SAN LUIS POTOSÍ, Mexico.- Venezuelan opposition leader María Corina Machado has gone into hiding after the regime of Nicolás Maduro asked to arrest her and Edmundo Gonzalezafter the controversial elections where the victory was attributed to the Chavista dictator without showing evidence of the minutes.
“I am writing this from hiding, fearing for my life, my freedom and that of my fellow countrymen in the dictatorship led by Nicolás Maduro,” the opposition member wrote in an opinion piece in the Wall Street Journal.
“Maduro did not win the elections Venezuelan presidential elections on Sunday. He lost in a landslide to Edmundo Gonzalez, 67% to 30%. I know this is true because I can prove it. I have receipts obtained directly from more than 80% of the country’s polling stations,” he said, after having verified the results of each table and having posted the minutes on a website.
His words, which come a day after Nicolas Maduro said that she and Edmundo González “should be behind bars,” alleging that the Venezuelan ruler committed fraud. “We have known for years what tricks the regime uses and we know perfectly well that the National Electoral Council is totally under its control. It was unthinkable that Maduro would recognize his defeat.”

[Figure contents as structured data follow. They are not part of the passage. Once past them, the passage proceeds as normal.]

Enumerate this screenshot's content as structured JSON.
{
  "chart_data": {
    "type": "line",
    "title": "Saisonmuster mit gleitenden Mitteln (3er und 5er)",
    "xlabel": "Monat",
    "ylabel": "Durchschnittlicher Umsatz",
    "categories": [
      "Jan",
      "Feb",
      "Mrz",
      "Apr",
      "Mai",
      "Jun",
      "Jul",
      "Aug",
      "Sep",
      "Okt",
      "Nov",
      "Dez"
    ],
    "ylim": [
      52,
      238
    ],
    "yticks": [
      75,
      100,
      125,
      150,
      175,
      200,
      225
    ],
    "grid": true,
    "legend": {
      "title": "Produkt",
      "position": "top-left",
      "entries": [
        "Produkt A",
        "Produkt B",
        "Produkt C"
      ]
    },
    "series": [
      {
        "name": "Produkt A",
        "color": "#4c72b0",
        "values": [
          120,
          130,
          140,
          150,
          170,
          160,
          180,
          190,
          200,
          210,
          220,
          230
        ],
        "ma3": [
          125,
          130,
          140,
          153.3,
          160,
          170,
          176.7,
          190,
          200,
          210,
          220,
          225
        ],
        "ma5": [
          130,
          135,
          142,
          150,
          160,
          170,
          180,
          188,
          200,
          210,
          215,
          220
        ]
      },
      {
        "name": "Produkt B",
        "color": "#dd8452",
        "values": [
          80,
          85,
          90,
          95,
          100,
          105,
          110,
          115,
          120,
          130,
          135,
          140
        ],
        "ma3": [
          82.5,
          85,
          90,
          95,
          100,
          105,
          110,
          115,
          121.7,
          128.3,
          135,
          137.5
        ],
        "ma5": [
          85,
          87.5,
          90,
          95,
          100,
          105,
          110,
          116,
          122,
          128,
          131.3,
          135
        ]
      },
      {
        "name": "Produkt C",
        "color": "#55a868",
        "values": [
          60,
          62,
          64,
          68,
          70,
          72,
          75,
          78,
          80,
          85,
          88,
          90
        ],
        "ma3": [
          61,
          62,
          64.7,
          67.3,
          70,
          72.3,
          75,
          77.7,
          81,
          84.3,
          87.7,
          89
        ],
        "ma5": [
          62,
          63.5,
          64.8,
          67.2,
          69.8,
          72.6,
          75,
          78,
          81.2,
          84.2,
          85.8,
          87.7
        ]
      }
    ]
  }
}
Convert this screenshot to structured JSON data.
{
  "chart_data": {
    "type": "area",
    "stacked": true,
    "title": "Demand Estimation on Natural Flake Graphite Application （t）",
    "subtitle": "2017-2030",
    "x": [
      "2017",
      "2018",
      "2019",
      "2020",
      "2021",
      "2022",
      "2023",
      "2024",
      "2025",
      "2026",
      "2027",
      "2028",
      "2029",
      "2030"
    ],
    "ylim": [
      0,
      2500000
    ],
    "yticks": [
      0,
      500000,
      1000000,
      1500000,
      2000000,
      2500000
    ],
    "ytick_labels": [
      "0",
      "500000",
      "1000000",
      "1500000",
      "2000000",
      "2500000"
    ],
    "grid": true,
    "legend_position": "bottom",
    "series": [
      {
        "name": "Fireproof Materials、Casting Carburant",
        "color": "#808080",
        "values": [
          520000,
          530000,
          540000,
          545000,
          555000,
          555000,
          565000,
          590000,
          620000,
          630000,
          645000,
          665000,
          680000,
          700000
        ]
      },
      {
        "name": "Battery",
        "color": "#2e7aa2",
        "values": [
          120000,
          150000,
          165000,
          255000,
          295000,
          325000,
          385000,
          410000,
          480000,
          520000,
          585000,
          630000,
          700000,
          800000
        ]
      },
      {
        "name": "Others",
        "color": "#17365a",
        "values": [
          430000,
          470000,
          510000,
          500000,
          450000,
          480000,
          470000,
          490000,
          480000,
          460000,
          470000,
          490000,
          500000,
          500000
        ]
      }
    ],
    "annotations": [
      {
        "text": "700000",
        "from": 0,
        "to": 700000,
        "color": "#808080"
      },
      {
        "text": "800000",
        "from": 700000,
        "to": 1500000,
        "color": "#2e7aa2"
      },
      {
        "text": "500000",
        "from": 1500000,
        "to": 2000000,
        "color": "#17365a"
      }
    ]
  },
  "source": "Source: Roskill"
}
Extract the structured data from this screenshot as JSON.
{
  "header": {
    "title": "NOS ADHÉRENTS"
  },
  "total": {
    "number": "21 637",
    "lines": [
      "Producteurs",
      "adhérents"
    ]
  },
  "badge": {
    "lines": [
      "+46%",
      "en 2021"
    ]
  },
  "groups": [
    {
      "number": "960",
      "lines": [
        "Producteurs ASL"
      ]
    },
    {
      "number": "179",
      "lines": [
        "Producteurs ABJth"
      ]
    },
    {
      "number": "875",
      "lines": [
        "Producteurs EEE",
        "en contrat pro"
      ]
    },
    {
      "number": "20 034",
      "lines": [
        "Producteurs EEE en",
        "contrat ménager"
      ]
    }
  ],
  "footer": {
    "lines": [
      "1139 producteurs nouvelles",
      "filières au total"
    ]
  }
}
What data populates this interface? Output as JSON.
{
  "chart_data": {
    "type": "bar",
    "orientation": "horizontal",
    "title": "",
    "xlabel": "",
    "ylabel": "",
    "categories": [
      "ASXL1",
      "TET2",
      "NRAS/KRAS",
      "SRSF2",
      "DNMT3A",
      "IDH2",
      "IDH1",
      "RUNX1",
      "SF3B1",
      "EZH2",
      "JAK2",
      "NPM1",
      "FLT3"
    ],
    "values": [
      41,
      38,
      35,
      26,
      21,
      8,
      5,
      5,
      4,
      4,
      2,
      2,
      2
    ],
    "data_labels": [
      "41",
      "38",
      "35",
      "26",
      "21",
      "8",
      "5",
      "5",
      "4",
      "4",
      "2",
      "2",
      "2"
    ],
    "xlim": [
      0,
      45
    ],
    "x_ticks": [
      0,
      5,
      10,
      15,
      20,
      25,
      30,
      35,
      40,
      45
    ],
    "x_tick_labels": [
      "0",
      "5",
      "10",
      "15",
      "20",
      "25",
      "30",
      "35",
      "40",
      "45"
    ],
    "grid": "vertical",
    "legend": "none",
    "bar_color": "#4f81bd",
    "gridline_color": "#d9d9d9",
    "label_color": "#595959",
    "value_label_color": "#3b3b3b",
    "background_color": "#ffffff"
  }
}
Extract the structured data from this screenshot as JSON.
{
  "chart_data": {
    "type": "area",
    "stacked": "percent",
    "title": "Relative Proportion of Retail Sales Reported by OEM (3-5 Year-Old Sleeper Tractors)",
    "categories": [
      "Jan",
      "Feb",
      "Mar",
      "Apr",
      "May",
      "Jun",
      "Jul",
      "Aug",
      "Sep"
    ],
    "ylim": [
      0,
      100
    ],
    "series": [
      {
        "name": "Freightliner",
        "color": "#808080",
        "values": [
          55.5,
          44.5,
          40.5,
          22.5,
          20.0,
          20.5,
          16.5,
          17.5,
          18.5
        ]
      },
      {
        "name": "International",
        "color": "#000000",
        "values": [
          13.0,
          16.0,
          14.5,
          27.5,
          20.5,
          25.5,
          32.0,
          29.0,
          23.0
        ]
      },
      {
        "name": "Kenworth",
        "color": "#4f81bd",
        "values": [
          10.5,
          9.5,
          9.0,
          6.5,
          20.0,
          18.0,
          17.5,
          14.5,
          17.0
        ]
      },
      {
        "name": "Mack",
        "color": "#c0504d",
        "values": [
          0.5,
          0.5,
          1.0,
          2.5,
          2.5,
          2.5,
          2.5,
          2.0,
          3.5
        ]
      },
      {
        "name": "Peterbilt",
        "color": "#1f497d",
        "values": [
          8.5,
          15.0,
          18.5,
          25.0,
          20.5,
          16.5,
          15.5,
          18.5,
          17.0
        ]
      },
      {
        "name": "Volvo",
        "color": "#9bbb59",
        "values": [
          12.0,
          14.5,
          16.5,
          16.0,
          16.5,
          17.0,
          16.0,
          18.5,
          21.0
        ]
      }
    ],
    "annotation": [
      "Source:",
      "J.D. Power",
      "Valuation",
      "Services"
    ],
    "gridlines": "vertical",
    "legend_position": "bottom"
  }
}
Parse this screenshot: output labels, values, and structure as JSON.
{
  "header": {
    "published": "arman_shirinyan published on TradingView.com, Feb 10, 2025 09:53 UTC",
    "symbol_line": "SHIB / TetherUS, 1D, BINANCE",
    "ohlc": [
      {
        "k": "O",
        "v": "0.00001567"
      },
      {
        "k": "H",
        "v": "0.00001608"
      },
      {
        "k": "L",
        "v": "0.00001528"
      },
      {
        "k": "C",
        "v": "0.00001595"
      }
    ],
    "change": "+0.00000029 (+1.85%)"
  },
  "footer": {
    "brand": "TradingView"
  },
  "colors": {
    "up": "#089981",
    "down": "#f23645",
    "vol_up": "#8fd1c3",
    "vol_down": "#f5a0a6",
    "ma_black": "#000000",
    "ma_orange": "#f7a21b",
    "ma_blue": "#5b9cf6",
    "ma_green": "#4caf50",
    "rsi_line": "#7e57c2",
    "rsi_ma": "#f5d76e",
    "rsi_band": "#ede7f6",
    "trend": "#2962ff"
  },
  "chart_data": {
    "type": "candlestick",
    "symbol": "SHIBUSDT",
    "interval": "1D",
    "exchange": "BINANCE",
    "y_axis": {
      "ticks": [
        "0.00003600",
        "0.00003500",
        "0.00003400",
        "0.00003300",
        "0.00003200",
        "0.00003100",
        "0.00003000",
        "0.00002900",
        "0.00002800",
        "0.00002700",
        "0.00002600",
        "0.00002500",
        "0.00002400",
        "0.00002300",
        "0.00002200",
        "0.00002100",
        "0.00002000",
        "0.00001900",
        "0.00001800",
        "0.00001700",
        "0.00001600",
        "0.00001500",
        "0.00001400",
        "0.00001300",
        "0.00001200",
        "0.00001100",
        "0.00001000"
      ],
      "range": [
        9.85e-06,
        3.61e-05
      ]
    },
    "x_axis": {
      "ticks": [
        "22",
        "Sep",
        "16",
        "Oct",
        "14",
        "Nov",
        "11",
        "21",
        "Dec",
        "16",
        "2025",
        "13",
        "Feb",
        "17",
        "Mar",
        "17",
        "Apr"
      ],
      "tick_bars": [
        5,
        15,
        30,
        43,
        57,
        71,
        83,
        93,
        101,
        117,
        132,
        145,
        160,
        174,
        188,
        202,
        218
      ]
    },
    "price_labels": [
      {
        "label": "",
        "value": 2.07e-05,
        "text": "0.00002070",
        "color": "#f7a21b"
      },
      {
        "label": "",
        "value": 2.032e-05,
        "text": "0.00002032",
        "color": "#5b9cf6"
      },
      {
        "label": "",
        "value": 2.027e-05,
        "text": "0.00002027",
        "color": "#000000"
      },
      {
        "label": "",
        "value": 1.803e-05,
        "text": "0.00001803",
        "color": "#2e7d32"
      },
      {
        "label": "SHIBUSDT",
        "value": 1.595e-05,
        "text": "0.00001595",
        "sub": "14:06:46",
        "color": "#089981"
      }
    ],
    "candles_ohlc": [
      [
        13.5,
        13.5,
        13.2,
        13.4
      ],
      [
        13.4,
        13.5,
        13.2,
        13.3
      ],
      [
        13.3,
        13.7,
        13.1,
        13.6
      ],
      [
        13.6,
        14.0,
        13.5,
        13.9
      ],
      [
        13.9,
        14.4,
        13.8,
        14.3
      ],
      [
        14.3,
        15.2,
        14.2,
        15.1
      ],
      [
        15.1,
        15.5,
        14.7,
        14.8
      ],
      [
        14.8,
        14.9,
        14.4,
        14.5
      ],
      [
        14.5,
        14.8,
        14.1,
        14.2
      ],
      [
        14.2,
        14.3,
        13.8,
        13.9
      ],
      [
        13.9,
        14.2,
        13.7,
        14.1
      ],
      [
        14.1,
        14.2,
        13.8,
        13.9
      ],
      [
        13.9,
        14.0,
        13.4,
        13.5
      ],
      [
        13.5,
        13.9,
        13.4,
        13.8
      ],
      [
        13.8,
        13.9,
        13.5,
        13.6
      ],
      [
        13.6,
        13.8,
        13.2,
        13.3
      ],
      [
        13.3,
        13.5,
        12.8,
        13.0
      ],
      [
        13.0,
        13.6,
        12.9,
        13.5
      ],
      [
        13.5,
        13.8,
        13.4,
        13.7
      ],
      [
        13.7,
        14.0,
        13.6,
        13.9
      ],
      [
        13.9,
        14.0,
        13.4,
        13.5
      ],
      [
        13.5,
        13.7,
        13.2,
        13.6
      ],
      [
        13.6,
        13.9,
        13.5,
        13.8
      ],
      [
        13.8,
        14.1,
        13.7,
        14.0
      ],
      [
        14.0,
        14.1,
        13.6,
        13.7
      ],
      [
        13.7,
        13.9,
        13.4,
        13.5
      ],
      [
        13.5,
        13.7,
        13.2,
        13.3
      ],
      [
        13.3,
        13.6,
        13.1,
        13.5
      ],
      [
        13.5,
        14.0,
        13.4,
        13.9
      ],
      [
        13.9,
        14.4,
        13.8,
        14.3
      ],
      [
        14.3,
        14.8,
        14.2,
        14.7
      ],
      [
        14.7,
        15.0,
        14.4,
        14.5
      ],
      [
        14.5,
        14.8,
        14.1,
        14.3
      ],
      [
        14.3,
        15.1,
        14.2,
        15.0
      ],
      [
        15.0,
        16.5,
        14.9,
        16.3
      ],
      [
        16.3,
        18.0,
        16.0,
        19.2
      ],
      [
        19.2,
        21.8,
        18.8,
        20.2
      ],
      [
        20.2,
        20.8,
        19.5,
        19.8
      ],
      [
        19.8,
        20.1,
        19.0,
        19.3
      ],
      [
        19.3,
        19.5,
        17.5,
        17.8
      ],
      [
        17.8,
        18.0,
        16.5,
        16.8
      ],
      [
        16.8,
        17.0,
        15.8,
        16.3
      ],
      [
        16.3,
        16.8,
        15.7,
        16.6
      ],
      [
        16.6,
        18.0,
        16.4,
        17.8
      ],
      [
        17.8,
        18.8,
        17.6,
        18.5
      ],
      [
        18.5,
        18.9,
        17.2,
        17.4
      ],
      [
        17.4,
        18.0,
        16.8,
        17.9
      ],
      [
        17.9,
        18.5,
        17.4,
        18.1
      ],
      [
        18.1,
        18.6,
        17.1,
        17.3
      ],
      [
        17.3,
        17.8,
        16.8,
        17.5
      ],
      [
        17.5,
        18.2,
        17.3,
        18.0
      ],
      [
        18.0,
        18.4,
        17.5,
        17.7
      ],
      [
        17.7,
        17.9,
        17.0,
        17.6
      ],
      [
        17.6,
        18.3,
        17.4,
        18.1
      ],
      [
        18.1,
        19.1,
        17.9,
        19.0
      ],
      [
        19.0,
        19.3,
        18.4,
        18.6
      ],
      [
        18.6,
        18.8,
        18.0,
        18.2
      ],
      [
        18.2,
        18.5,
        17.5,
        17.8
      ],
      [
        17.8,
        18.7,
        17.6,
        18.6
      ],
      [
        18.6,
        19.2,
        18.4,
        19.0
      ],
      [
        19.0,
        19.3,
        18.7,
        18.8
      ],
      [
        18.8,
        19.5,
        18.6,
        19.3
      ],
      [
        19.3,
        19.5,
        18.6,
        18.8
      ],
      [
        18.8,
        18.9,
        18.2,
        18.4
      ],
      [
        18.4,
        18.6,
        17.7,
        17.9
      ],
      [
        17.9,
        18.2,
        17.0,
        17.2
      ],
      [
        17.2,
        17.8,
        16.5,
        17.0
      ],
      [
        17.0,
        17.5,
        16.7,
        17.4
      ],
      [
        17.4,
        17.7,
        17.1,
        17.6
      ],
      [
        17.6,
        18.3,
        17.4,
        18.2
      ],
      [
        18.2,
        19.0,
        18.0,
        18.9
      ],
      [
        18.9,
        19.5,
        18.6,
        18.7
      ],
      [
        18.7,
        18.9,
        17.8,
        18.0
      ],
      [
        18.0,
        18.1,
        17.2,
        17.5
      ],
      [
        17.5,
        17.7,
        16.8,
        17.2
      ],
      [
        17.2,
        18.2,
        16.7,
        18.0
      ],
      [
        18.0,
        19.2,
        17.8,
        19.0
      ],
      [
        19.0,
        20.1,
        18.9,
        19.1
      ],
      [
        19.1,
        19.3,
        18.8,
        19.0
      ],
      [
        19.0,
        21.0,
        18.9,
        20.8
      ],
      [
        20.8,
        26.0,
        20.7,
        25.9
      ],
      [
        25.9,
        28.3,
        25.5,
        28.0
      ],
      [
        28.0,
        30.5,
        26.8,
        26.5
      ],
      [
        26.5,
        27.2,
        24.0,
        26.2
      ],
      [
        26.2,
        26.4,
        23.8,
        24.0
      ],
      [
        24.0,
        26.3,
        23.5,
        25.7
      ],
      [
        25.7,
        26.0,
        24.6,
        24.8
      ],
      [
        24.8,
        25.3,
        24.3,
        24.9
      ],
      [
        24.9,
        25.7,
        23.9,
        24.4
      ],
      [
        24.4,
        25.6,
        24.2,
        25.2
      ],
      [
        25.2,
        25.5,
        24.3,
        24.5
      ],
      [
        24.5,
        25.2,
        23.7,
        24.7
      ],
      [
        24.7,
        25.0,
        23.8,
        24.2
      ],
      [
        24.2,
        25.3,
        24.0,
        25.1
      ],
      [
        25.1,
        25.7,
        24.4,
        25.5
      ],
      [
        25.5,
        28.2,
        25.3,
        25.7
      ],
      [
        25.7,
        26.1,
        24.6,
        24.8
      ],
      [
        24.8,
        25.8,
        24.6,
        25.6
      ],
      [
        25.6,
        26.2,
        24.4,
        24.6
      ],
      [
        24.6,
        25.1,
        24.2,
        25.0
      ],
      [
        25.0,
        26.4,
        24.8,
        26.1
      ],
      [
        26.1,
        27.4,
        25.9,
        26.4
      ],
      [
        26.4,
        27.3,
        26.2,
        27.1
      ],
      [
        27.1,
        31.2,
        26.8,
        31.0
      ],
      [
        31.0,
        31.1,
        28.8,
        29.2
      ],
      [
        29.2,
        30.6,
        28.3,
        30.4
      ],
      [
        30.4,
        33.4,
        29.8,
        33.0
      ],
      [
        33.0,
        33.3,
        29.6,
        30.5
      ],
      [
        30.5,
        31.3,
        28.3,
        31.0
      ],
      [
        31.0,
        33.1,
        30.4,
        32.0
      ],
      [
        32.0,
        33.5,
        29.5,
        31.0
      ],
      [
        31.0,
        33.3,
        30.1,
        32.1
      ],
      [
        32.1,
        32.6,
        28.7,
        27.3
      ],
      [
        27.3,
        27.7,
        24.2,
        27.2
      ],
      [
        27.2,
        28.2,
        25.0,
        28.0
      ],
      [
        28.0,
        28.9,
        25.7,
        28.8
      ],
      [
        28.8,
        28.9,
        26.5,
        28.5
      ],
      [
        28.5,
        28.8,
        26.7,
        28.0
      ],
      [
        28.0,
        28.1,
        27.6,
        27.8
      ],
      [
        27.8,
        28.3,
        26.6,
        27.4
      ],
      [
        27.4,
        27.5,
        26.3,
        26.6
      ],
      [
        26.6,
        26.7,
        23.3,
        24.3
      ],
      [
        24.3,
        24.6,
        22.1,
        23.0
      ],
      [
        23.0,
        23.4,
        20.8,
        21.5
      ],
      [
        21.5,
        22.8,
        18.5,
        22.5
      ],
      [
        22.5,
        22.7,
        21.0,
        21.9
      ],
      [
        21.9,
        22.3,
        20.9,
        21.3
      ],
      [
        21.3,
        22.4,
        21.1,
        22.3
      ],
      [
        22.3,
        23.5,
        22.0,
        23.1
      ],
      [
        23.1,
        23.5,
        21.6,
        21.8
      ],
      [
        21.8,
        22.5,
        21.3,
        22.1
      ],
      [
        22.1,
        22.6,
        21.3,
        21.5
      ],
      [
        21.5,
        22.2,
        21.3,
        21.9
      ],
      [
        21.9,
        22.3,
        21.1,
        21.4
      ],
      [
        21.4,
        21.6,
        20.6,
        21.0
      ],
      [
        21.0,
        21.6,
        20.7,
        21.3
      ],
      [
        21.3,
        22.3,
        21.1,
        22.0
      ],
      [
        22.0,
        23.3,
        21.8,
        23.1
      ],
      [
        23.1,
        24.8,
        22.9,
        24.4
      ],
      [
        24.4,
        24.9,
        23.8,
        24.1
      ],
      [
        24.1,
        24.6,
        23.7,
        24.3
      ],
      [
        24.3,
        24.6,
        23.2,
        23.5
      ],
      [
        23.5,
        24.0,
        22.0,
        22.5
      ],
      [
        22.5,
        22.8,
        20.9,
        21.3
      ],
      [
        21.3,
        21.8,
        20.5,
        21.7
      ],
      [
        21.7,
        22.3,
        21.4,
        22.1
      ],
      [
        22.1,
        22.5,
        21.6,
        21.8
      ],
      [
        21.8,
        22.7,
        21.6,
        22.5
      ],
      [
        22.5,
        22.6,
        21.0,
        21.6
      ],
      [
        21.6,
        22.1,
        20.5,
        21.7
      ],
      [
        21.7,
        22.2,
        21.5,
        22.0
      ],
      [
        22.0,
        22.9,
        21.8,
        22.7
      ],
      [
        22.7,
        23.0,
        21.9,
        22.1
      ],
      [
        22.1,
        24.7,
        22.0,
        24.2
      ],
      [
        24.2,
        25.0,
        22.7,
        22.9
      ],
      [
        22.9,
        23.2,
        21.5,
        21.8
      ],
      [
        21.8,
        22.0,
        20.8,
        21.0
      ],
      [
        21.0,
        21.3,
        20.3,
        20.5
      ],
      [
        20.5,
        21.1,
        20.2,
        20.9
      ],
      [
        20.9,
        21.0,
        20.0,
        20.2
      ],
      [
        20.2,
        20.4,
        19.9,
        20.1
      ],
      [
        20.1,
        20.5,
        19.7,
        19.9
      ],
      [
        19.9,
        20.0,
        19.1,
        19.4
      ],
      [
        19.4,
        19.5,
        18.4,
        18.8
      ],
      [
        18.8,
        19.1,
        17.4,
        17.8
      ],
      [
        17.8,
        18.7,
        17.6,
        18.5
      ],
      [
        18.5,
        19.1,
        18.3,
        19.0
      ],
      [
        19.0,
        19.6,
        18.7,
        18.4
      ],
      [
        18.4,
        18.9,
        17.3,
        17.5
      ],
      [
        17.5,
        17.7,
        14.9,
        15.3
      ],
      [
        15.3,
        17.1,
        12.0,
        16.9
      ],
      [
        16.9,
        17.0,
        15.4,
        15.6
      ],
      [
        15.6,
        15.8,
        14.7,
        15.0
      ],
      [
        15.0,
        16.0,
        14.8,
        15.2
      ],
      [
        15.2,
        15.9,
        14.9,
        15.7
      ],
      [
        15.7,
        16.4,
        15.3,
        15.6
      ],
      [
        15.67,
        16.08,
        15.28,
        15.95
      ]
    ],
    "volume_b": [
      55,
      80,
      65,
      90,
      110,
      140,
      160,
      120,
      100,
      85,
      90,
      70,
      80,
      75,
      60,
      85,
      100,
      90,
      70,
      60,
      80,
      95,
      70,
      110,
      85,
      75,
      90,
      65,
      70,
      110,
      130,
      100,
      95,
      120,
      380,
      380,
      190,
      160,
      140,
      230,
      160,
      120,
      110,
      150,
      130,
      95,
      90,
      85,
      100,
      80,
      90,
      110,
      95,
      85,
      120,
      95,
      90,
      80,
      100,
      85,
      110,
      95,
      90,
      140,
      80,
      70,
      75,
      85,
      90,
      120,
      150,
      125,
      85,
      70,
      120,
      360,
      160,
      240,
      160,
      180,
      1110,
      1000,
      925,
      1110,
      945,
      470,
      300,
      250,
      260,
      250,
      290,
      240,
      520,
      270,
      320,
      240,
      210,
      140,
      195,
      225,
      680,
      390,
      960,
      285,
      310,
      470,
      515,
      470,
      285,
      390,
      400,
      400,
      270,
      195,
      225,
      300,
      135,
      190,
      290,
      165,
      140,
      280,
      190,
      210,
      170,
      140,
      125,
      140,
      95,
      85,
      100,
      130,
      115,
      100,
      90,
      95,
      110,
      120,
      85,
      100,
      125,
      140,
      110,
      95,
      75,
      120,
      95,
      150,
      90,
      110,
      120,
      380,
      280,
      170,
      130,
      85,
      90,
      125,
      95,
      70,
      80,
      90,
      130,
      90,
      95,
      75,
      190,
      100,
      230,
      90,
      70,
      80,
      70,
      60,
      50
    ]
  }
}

In a recounting of events since the election day on Sunday, July 28, Machado said that the regime did everything possible to sabotage and derail the campaign of its opponents.
She even recalled that, despite having won an open primary with 92% support, she was disqualified from running in the presidential elections and then her substitute, Corina Yoris, was prevented from doing so. “Dozens of my colleagues were imprisoned, and six of my main collaborators, including my campaign manager, asked for asylum in the Argentine embassy.”
“The regime could never have imagined that our movement would grow in numbers and gradually take over the entire Chavista voter base. The population that fueled Hugo Chavez’s meteoric rise is now disillusioned and has taken its future into its own hands,” he wrote.
Regime officials, he admitted, announced a fraudulent result, stating that Ripe had won with 51% of the votes with “80% of the votes counted.” “The truth is that Maduro did not win in a single one of Venezuela’s 24 states. This was not only confirmed by four different quick counts and two independent exit polls, but also by every voting receipt we saw arriving, in real time,” he said.
The president of the National Assembly of Venezuela, Jorge Rodríguez, asked that Maria Corina Machado and Edmundo Gonzalez Urrutia were arrested after the mass protests that broke out in different localities on Monday, July 29, the day after the elections electoral.
In a campaign to discredit and delegitimize the opposition, which has verified the minutes and claims to have the majority of votes in its favor, Rodríguez indicated that both Machado and González “knew about these plans,” referring to the protests.
In addition, dictator Nicolás Maduro met with the authorities of the High Military Command and political structures at the Miraflores Palace in Caracas.
In a televised meeting broadcast live, Maduro blamed opposition leaders for the protests and showed alleged videos of what he called “terrorist acts,” which were nothing more than expressions of discontent after Maduro was declared the winner of an election riddled with irregularities.